NUS ME5405 Module - Machine Vision
Images 1 and 2 are 64x64, 32 level images. These images are shown as coded arrays that contains an alphanumeric character for each pixel. The range of these characters is 0-9 and A-V, which corresponds to 32 levels of gray.
Image 1:
For Image1 (chromo.txt)
, the main function file is Project_1.m
.
Perform the following tasks:
- Display the original image on screen.
function [histogram_num, small_gray_img, gray_img] = original_image(filepath)
- Threshold the image and convert it into binary image.
function [small_gray_img, gray_img] = binary_image(histogram_num)
- Determine an one-pixel thin image of the objects.

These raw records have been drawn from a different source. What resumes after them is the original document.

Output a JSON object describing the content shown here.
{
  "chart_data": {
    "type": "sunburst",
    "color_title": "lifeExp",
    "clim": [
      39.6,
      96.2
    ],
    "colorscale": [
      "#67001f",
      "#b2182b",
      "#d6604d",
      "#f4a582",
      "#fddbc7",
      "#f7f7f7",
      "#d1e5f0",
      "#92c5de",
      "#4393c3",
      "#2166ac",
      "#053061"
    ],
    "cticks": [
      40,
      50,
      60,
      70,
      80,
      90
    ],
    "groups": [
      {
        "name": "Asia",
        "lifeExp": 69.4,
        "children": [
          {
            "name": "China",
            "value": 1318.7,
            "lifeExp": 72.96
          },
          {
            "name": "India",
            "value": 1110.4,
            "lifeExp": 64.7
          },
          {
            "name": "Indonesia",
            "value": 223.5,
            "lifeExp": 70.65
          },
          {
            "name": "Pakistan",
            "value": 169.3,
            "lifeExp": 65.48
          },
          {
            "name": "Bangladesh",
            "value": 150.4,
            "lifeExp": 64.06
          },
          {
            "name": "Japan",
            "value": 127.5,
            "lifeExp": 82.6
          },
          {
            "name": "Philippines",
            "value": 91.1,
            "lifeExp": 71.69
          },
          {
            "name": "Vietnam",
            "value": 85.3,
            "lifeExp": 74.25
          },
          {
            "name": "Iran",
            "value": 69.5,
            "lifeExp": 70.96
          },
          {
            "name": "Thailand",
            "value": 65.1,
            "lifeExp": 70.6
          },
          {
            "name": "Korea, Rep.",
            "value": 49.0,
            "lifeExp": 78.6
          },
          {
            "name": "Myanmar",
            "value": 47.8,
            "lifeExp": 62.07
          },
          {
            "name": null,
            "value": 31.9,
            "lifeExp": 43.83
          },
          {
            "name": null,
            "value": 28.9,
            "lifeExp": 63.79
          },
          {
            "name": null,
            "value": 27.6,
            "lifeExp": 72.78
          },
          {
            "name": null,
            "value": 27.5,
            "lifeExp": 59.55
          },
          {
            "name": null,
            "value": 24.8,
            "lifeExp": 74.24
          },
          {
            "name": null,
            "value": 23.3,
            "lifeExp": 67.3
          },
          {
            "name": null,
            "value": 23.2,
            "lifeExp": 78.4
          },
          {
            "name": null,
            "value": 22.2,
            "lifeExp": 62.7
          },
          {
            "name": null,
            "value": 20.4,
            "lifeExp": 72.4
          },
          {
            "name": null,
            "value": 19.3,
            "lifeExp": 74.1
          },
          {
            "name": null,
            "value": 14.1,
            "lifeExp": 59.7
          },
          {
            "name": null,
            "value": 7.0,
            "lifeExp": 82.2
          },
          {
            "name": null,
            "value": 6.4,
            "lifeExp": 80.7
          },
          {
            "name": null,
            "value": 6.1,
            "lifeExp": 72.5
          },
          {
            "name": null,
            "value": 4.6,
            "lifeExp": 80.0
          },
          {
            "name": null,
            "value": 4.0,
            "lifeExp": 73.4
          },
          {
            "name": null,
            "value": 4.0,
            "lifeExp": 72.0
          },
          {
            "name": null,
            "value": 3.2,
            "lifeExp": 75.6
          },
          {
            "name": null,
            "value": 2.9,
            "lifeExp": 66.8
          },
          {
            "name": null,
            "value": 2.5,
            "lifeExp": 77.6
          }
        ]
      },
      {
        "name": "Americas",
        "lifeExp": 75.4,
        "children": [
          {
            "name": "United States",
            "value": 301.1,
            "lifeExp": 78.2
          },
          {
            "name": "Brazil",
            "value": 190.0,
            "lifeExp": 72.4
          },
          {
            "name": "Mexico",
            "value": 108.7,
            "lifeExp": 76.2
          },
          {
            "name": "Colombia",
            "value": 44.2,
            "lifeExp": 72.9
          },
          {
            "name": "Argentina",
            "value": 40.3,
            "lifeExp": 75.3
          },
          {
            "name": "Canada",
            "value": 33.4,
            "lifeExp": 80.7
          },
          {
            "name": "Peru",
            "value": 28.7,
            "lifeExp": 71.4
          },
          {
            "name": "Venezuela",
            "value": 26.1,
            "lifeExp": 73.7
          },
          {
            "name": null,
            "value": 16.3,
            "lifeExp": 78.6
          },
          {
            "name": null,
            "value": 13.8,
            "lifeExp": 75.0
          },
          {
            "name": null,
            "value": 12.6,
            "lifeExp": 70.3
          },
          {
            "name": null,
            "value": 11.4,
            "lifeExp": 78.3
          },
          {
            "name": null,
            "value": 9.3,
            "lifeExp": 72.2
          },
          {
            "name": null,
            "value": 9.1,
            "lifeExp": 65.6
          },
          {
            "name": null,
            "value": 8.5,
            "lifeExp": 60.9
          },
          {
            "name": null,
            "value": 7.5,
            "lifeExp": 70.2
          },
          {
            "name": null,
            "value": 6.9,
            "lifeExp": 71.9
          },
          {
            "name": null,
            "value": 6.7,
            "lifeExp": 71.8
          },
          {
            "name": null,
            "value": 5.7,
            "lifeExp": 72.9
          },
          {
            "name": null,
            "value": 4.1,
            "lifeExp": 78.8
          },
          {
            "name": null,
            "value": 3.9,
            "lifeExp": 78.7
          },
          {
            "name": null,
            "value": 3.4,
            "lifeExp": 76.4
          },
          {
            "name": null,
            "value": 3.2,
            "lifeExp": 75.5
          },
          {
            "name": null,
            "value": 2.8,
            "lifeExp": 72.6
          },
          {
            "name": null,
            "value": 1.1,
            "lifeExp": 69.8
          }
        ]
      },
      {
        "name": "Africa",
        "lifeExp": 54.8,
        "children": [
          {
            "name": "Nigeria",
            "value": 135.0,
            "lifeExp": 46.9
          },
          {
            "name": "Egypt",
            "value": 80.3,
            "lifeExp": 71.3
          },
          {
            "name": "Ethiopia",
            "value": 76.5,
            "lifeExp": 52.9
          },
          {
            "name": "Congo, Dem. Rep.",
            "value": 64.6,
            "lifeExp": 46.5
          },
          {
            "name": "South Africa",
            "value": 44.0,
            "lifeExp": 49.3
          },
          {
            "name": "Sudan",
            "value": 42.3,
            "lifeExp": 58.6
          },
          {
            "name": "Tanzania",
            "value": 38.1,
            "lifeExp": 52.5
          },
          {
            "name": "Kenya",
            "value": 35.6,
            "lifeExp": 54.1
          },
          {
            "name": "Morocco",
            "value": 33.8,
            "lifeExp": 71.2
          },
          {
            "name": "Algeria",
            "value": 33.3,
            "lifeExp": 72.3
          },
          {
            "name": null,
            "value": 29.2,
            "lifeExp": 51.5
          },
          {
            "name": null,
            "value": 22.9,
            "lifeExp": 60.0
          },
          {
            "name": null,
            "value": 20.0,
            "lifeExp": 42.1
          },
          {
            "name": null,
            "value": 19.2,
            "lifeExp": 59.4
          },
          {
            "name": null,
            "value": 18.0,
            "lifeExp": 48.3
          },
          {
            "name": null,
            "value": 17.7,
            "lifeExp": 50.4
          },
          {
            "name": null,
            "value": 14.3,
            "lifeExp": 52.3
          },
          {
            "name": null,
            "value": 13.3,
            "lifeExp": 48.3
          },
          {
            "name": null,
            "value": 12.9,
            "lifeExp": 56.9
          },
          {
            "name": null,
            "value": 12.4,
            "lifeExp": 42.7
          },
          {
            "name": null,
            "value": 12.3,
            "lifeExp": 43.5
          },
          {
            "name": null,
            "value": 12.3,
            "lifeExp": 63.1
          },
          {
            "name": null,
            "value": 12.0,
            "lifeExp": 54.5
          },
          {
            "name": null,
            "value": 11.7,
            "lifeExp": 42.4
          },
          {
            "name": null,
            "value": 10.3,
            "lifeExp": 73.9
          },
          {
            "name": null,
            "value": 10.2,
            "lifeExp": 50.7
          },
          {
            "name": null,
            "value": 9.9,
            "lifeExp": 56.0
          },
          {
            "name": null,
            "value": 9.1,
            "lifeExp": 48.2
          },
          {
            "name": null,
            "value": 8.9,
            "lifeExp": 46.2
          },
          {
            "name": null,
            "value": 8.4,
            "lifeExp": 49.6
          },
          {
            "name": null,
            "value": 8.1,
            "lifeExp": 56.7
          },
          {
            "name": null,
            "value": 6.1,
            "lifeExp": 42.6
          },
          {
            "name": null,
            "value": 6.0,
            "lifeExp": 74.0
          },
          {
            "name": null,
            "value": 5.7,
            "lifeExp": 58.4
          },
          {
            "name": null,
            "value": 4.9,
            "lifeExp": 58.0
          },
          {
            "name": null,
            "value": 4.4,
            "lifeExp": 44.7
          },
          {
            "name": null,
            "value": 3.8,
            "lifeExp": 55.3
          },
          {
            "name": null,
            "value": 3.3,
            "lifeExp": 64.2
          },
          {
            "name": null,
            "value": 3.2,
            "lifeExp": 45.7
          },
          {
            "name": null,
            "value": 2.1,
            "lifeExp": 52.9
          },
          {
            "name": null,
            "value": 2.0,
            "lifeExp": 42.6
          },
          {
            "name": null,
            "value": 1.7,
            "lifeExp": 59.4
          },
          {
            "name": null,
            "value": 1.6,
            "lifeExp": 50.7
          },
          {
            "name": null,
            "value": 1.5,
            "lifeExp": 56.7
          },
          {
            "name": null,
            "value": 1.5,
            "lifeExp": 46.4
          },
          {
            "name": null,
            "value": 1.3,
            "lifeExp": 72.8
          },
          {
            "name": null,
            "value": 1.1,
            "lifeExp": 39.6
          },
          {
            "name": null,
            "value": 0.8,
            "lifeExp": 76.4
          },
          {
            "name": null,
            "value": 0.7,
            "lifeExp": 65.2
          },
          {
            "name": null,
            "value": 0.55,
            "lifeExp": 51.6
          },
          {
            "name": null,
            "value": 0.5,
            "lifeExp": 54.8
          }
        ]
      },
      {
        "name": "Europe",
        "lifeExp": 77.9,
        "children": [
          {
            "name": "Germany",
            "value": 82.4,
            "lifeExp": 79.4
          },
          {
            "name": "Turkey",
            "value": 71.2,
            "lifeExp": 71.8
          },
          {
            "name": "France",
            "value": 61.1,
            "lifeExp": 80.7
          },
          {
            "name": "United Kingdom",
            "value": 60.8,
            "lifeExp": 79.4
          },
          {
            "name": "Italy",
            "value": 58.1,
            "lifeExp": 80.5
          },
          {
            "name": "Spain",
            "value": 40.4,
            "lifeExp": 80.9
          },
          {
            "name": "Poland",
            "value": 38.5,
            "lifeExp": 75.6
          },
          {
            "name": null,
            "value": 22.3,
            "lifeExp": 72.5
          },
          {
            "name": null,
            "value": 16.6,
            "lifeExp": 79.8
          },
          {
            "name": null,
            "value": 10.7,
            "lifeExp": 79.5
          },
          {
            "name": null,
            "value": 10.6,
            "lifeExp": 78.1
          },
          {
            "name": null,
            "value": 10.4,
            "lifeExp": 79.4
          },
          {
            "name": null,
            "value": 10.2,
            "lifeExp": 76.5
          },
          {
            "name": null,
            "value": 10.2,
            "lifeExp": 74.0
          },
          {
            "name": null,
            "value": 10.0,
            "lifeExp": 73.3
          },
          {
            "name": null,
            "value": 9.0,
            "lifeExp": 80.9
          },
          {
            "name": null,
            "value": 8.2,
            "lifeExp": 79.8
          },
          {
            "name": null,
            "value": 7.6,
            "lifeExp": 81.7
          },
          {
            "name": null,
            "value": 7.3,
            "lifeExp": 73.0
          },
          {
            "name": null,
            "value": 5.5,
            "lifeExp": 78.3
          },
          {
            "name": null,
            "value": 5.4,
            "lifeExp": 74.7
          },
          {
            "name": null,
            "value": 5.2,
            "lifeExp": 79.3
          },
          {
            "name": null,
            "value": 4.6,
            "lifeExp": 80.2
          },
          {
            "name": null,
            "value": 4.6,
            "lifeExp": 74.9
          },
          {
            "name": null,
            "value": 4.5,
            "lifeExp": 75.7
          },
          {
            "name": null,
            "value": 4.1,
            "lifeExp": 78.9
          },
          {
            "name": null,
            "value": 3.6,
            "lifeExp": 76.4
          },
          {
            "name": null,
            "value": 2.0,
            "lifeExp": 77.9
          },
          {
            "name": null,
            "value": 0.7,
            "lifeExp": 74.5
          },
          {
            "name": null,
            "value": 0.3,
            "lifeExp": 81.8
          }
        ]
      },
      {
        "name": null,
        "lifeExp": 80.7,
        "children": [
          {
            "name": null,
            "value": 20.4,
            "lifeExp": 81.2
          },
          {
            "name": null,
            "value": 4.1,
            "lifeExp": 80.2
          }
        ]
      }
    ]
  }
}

function [no_pad, no_pad_enlarged] = onepixel_image(binary)
- Determine the outline(s).
First method
function [outline_img, outline_enlarged] = outline_image(binary)
Second method
function [height, width,output] = canny_edge_detection(input_image)
Label the different objects. Discuss and compare 4-connectivity and 8-connectivity in your report.
Image 2:
For Image1 (charact.txt)
, the main function file is Project_2.m
.
Perform the following tasks:
- Display the original image on screen.
function [histogram_num, small_gray_img, gray_img] = original_image(filepath)
- Create a binary image using thresholding.
function [small_gray_img, gray_img] = binary_image(histogram_num)
- Determine a one-pixel thin image of the characters.
function [no_pad, no_pad_enlarged] = onepixel_image(binary)
- Determine the outline(s) of characters of the image.
First method
function [outline_img, outline_enlarged] = outline_image(binary)
Second method
function [height, width,output] = canny_edge_detection(input_image)
Label the different objects. Discuss and compare 4-connectivity and 8-connectivity in your report.
Segment the image to separate and label the different characters.
Arrange the characters in one line with the sequence: AB123C
Rotate the output image from Step 6 about its center by 30 degrees.
Using the training dataset (p_dataset_26.zip), train the (conventional) unsupervised classification method of your choice (Here k-nearest neighbors (kNN) is used) to recognize the 6 characters (“1”, “2”, “3”, “A”, “B”, or “C”). You should use 75% of the dataset to train your classifier, and the remaining 25% for validation (testing). Then, test your trained classifier on each characters in image 1, reporting the final classification results. Do not use the characters in image 2 as training data for your classifier.
Throughout step 8 (training of the classifier), also experiment with pre-processing of the data (e.g., padding/resizing input images) as well as with hyperparameter tuning.
You can just directly run the project_1.m and project_2.m to see the results, which is very simple.